Diyarbakır’da, 14 Temmuzda yapılmak istenen mitingin valilik tarafından yasaklanmasıyla şehir adeta savaş alanına döndü. Saldırılar, sıkıyönetim dönemlerini hatırlattı. Burjuva devlet Ortadoğu’da demokrasi havariliğine soyunurken, söz konusu Kürt halkı olunca baskıcı ve ceberut yüzünü göstermekten geri durmadı.

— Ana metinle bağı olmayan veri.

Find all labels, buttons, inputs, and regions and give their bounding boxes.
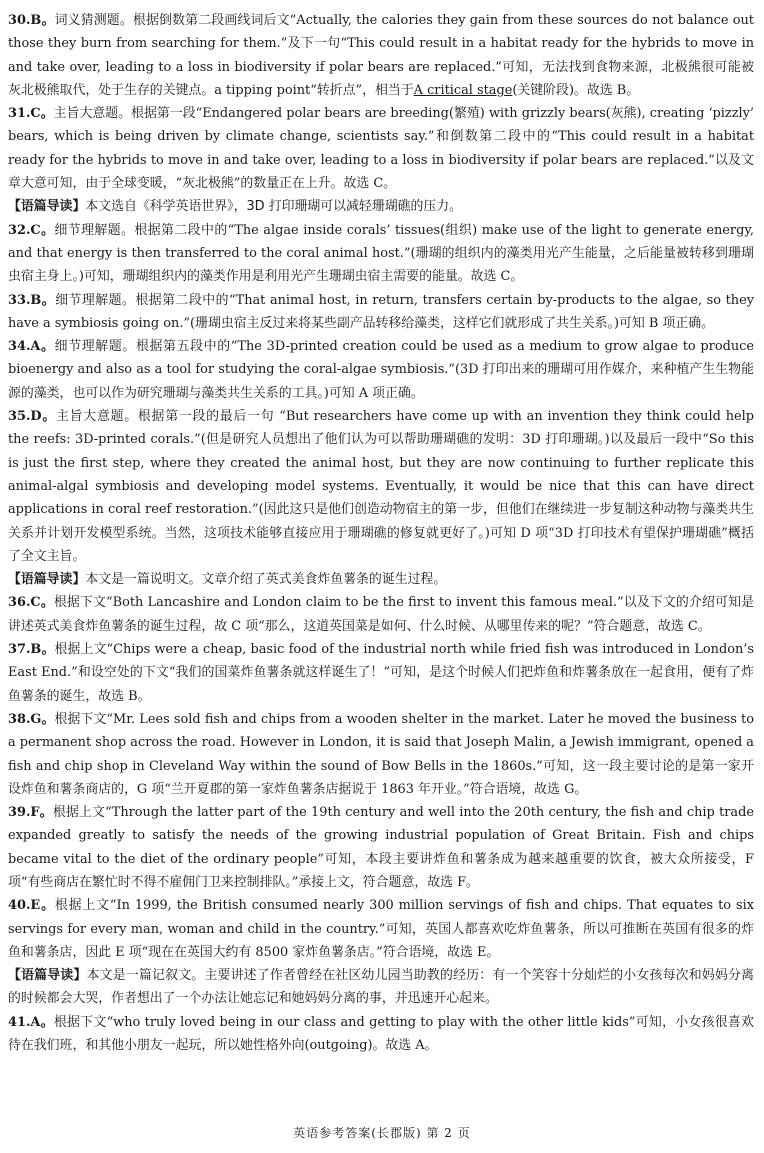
passage-guide-tag: 【语篇导读】 — [8, 199, 86, 215]
answer-text: 主旨大意题。根据第一段“Endangered polar bears are breeding(繁殖) with grizzly bears(灰熊), creating ‘pizzly’ bears, which is being driven by climate change, scientists say.”和倒数第二段中的“This could result in a habitat ready for the hybrids to move in and take over, leading to a loss in biodiversity if polar bears are replaced.”以及文章大意可知，由于全球变暖，“灰北极熊”的数量正在上升。故选 C。 — [8, 106, 755, 192]
answer-item-32 — [8, 219, 754, 289]
answer-item-30 — [8, 9, 754, 102]
answer-text: 根据上文“Through the latter part of the 19th century and well into the 20th century, the fish and chip trade expanded greatly to satisfy the needs of the growing industrial population of Great Britain. Fish and chips became vital to the diet of the ordinary people”可知，本段主要讲炸鱼和薯条成为越来越重要的饮食，被大众所接受，F 项“有些商店在繁忙时不得不雇佣门卫来控制排队。”承接上文，符合题意，故选 F。 — [8, 805, 754, 890]
passage-guide — [8, 195, 754, 218]
answer-text: 根据下文“Mr. Lees sold fish and chips from a wooden shelter in the market. Later he moved the business to a permanent shop across the road. However in London, it is said that Joseph Malin, a Jewish immigrant, opened a fish and chip shop in Cleveland Way within the sound of Bow Bells in the 1860s.”可知，这一段主要讨论的是第一家开设炸鱼和薯条商店的，G 项“兰开夏郡的第一家炸鱼薯条店据说于 1863 年开业。”符合语境，故选 G。 — [8, 711, 754, 797]
answer-item-37 — [8, 638, 754, 708]
answer-item-34 — [8, 335, 754, 405]
answer-item-36 — [8, 591, 754, 638]
answer-number: 40.E。 — [8, 898, 55, 914]
answer-number: 41.A。 — [8, 1014, 54, 1030]
passage-guide-text: 本文是一篇记叙文。主要讲述了作者曾经在社区幼儿园当助教的经历：有一个笑容十分灿烂的小女孩每次和妈妈分离的时候都会大哭，作者想出了一个办法让她忘记和她妈妈分离的事，并迅速开心起来。 — [8, 968, 755, 1007]
passage-guide-tag: 【语篇导读】 — [8, 968, 87, 984]
answer-text: 细节理解题。根据第二段中的“That animal host, in return, transfers certain by-products to the algae, so they have a symbiosis going on.”(珊瑚虫宿主反过来将某些副产品转移给藻类，这样它们就形成了共生关系。)可知 B 项正确。 — [8, 292, 755, 331]
answer-item-41 — [8, 1011, 754, 1058]
answer-text: 根据下文“who truly loved being in our class and getting to play with the other little kids”可知，小女孩很喜欢待在我们班，和其他小朋友一起玩，所以她性格外向(outgoing)。故选 A。 — [8, 1014, 754, 1054]
answer-text: 词义猜测题。根据倒数第二段画线词后文“Actually, the calories they gain from these sources do not balance out those they burn from searching for them.”及下一句“This could result in a habitat ready for the hybrids to move in and take over, leading to a loss in biodiversity if polar bears are replaced.”可知，无法找到食物来源，北极熊很可能被灰北极熊取代，处于生存的关键点。a tipping point“转折点”，相当于 — [8, 13, 754, 98]
passage-guide-tag: 【语篇导读】 — [8, 572, 86, 588]
answer-item-39 — [8, 801, 754, 894]
answer-item-40 — [8, 894, 754, 964]
answer-item-35 — [8, 405, 754, 568]
answer-item-31 — [8, 102, 754, 195]
answer-text: 主旨大意题。根据第一段的最后一句 “But researchers have come up with an invention they think could help the reefs: 3D-printed corals.”(但是研究人员想出了他们认为可以帮助珊瑚礁的发明：3D 打印珊瑚。)以及最后一段中“So this is just the first step, where they created the animal host, but they are now continuing to further replicate this animal-algal symbiosis and developing model systems. Eventually, it would be nice that this can have direct applications in coral reef restoration.”(因此这只是他们创造动物宿主的第一步，但他们在继续进一步复制这种动物与藻类共生关系并计划开发模型系统。当然，这项技术能够直接应用于珊瑚礁的修复就更好了。)可知 D 项“3D 打印技术有望保护珊瑚礁”概括了全文主旨。 — [8, 409, 754, 564]
answer-number: 30.B。 — [8, 13, 55, 28]
answer-item-33 — [8, 289, 754, 336]
answer-number: 31.C。 — [8, 106, 54, 122]
answer-number: 36.C。 — [8, 595, 54, 611]
passage-guide-text: 本文选自《科学英语世界》，3D 打印珊瑚可以减轻珊瑚礁的压力。 — [85, 199, 463, 215]
answer-text: 细节理解题。根据第五段中的“The 3D-printed creation could be used as a medium to grow algae to produce bioenergy and also as a tool for studying the coral-algae symbiosis.”(3D 打印出来的珊瑚可用作媒介，来种植产生生物能源的藻类，也可以作为研究珊瑚与藻类共生关系的工具。)可知 A 项正确。 — [8, 339, 754, 401]
answer-number: 37.B。 — [8, 642, 55, 658]
passage-guide-text: 本文是一篇说明文。文章介绍了英式美食炸鱼薯条的诞生过程。 — [85, 572, 447, 588]
answer-text: 根据下文“Both Lancashire and London claim to be the first to invent this famous meal.”以及下文的介绍可知是讲述英式美食炸鱼薯条的诞生过程，故 C 项“那么，这道英国菜是如何、什么时候、从哪里传来的呢？”符合题意，故选 C。 — [8, 595, 754, 634]
answer-number: 34.A。 — [8, 339, 55, 355]
answer-item-38 — [8, 708, 754, 801]
answer-text-tail: (关键阶段)。故选 B。 — [512, 82, 640, 98]
passage-guide — [8, 568, 754, 591]
passage-guide — [8, 964, 754, 1011]
page-footer: 英语参考答案(长郡版) 第 2 页 — [293, 1126, 471, 1140]
answer-text: 细节理解题。根据第二段中的“The algae inside corals’ tissues(组织) make use of the light to generate energy, and that energy is then transferred to the coral animal host.”(珊瑚的组织内的藻类用光产生能量，之后能量被转移到珊瑚虫宿主身上。)可知，珊瑚组织内的藻类作用是利用光产生珊瑚虫宿主需要的能量。故选 C。 — [8, 222, 755, 285]
answer-text: 根据上文“Chips were a cheap, basic food of the industrial north while fried fish was introduced in London’s East End.”和设空处的下文“我们的国菜炸鱼薯条就这样诞生了！”可知，是这个时候人们把炸鱼和炸薯条放在一起食用，便有了炸鱼薯条的诞生，故选 B。 — [8, 642, 754, 704]
answer-number: 38.G。 — [8, 711, 55, 727]
answer-content — [8, 9, 754, 1057]
underlined-phrase: A critical stage — [413, 82, 513, 98]
answer-number: 39.F。 — [8, 805, 53, 821]
answer-number: 35.D。 — [8, 409, 57, 425]
answer-number: 33.B。 — [8, 292, 56, 308]
answer-text: 根据上文“In 1999, the British consumed nearly 300 million servings of fish and chips. That equates to six servings for every man, woman and child in the country.”可知，英国人都喜欢吃炸鱼薯条，所以可推断在英国有很多的炸鱼和薯条店，因此 E 项“现在在英国大约有 8500 家炸鱼薯条店。”符合语境，故选 E。 — [8, 898, 754, 960]
answer-number: 32.C。 — [8, 222, 55, 238]
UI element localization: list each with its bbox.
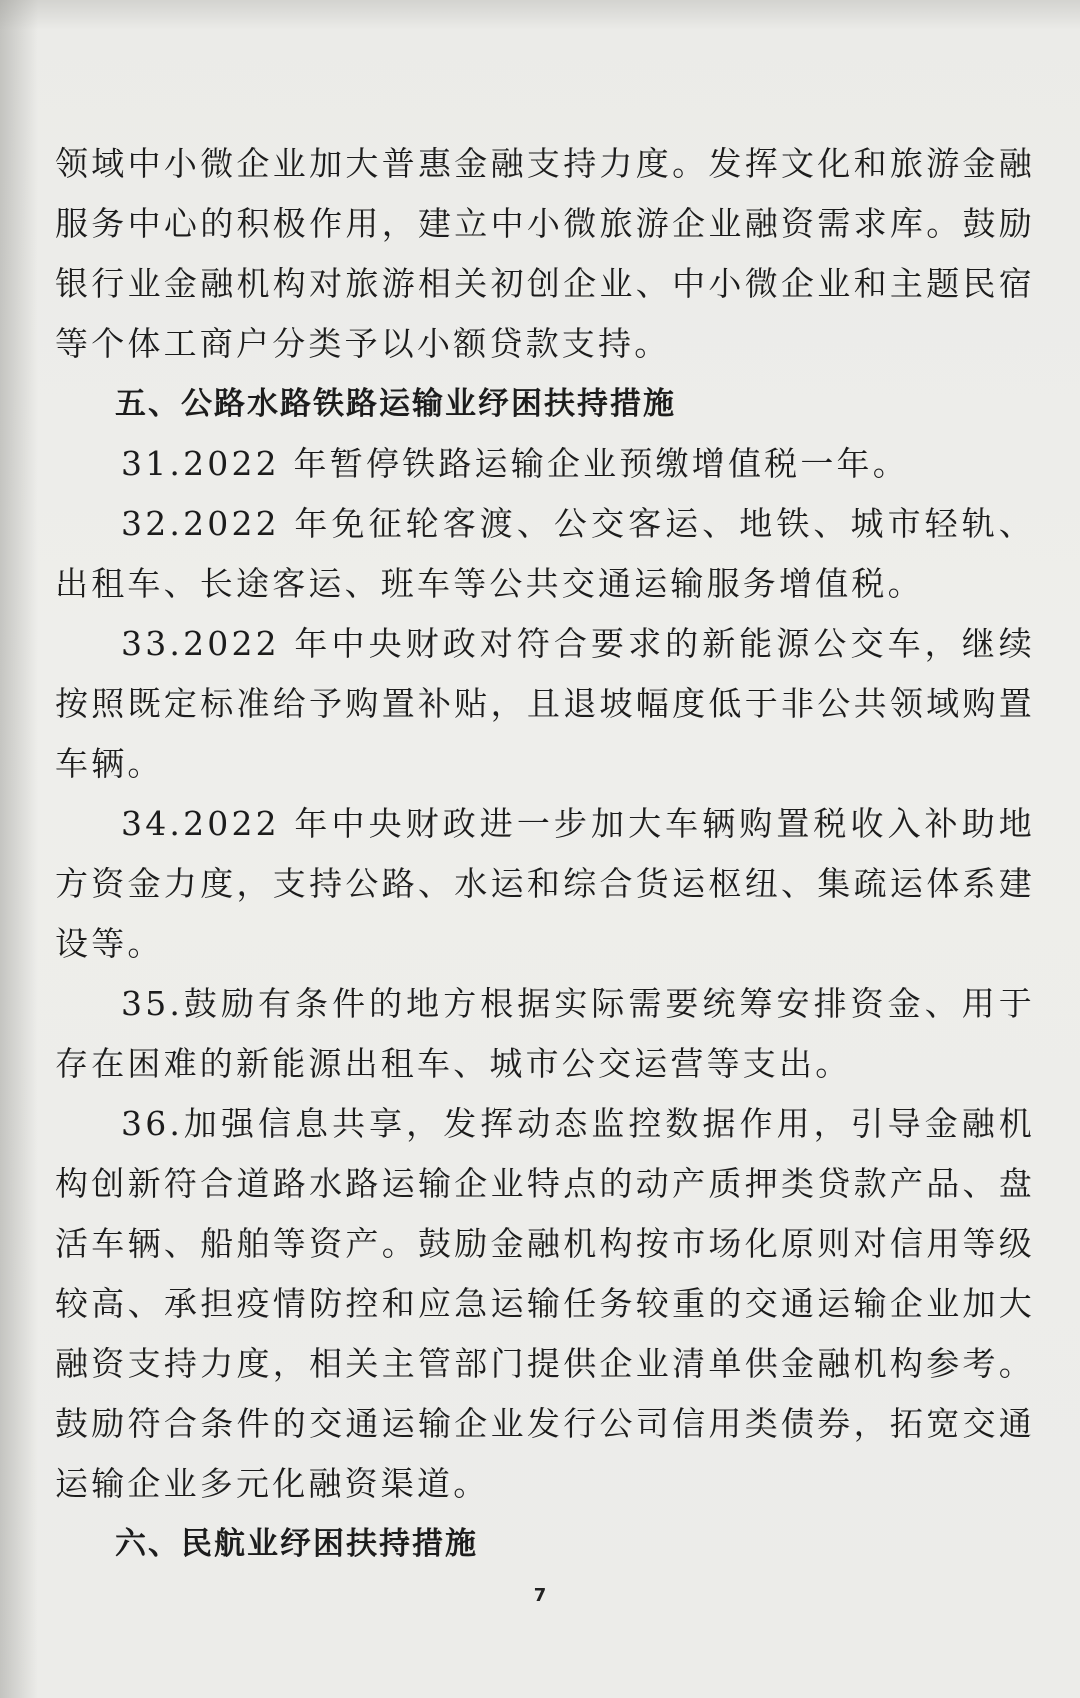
page-edge-shadow xyxy=(0,0,38,1698)
page-top-shadow xyxy=(0,0,1080,30)
item-31: 31.2022 年暂停铁路运输企业预缴增值税一年。 xyxy=(121,444,909,483)
item-36: 36.加强信息共享，发挥动态监控数据作用，引导金融机构创新符合道路水路运输企业特点的动产质押类贷款产品、盘活车辆、船舶等资产。鼓励金融机构按市场化原则对信用等级较高、承担疫情防控和应急运输任务较重的交通运输企业加大融资支持力度，相关主管部门提供企业清单供金融机构参考。鼓励符合条件的交通运输企业发行公司信用类债券，拓宽交通运输企业多元化融资渠道。 xyxy=(55,1104,1035,1503)
intro-paragraph: 领域中小微企业加大普惠金融支持力度。发挥文化和旅游金融服务中心的积极作用，建立中小微旅游企业融资需求库。鼓励银行业金融机构对旅游相关初创企业、中小微企业和主题民宿等个体工商户分类予以小额贷款支持。 xyxy=(55,144,1035,363)
item-33: 33.2022 年中央财政对符合要求的新能源公交车，继续按照既定标准给予购置补贴，且退坡幅度低于非公共领域购置车辆。 xyxy=(55,624,1035,783)
item-34: 34.2022 年中央财政进一步加大车辆购置税收入补助地方资金力度，支持公路、水运和综合货运枢纽、集疏运体系建设等。 xyxy=(55,804,1035,963)
page-number: 7 xyxy=(533,1585,547,1606)
item-32: 32.2022 年免征轮客渡、公交客运、地铁、城市轻轨、出租车、长途客运、班车等公共交通运输服务增值税。 xyxy=(55,504,1035,603)
page-body xyxy=(55,134,1035,1574)
section-heading-5: 五、公路水路铁路运输业纾困扶持措施 xyxy=(115,386,676,422)
item-35: 35.鼓励有条件的地方根据实际需要统筹安排资金、用于存在困难的新能源出租车、城市公交运营等支出。 xyxy=(55,984,1035,1083)
section-heading-6: 六、民航业纾困扶持措施 xyxy=(115,1526,478,1562)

Kendi hukukunu bile takmayan burjuva devlet, emekçilerin ve Kürt halkının seçilmiş milletvekillerini, başkanlarını hedef aldı. Saldırılarda tazyikli su, biber gazı ve hatta gerçek mermi kullandı. Kutsal saydıkları camiyi bile bastılar, gaz bombalarıyla kuşattılar. Saldırılar öyle bir boyuta vardı ki milletvekili Pervin Buldan’ın ayağına, hedef gözetilerek yakın mesafeden gaz bombası atıldı ve Buldan’ın ayağı kırıldı.
Kürt halkı demokratik taleplerini dile getirmek için sokağa çıktığında burjuva devlet şiddet ve baskı mekanizmasını devreye sokuyor. Burjuva basın ise yaşananları ya görmezden geliyor ya da son derece taraflı yayınlarla devlet şiddetini destekliyor. Bu kez de öyle yaptı. Yaşananların sorumlusunun Kürt halkı ve BDP milletvekilleri olduğu yalanını tekrarladı durdu. Tankların, TOMA’ların karşısında ellerinde yalnızca su şişesi olan Kürtler, saldırıların sorumlusu ilan edildi. Aslında tıpkı 1 Mayıslarda, Newrozlarda biz işçileri nasıl manipüle etmeye çalışıyorlarsa bu olaylarda da yalan haberleri yaydılar. Kürt halkının inadı olmasaymış, böyle olaylar yaşanmayacakmış. Demek istedikleri, Kürt halkı asimile olmayı, kafalarını önlerine eğip her şeye razı gelmeyi kabul etse böyle olaylar olmayacak. Onlar, tüm bunları kabul etmedikleri, onurlu yaşamayı ve mücadeleyi seçtikleri için burjuva devlet bu kadar azgınca saldırıyor ve burjuva medya ise tüm bu olayları saklıyor.
Kürt sorunu, bu topraklarda kanayan bir yaradır ve yıllardır çözülmedi. Niyeti olan hükümet bugüne kadar bu sorunu çözerdi. Ama çözeceğim diyerek kitleleri kandırıyor. Daha fazla zalimleşiyor. Devlet terörünü tırmandırıyor. Aslında bu sorunun çözümü, işçilerin ve Kürt halkının egemenlere karşı yükselteceği mücadele ile mümkündür. Biz işçilerin dili, dini, ırkı her ne olursa olsun, hiçbir işçi kardeşimizle aramızda sorunumuz yoktur. Örgütlülüğümüz ve birliğimiz burjuvazinin zulmüne dur diyecektir.
Yaşasın Halkların Kardeşliği! Biji Biratiya Gelan!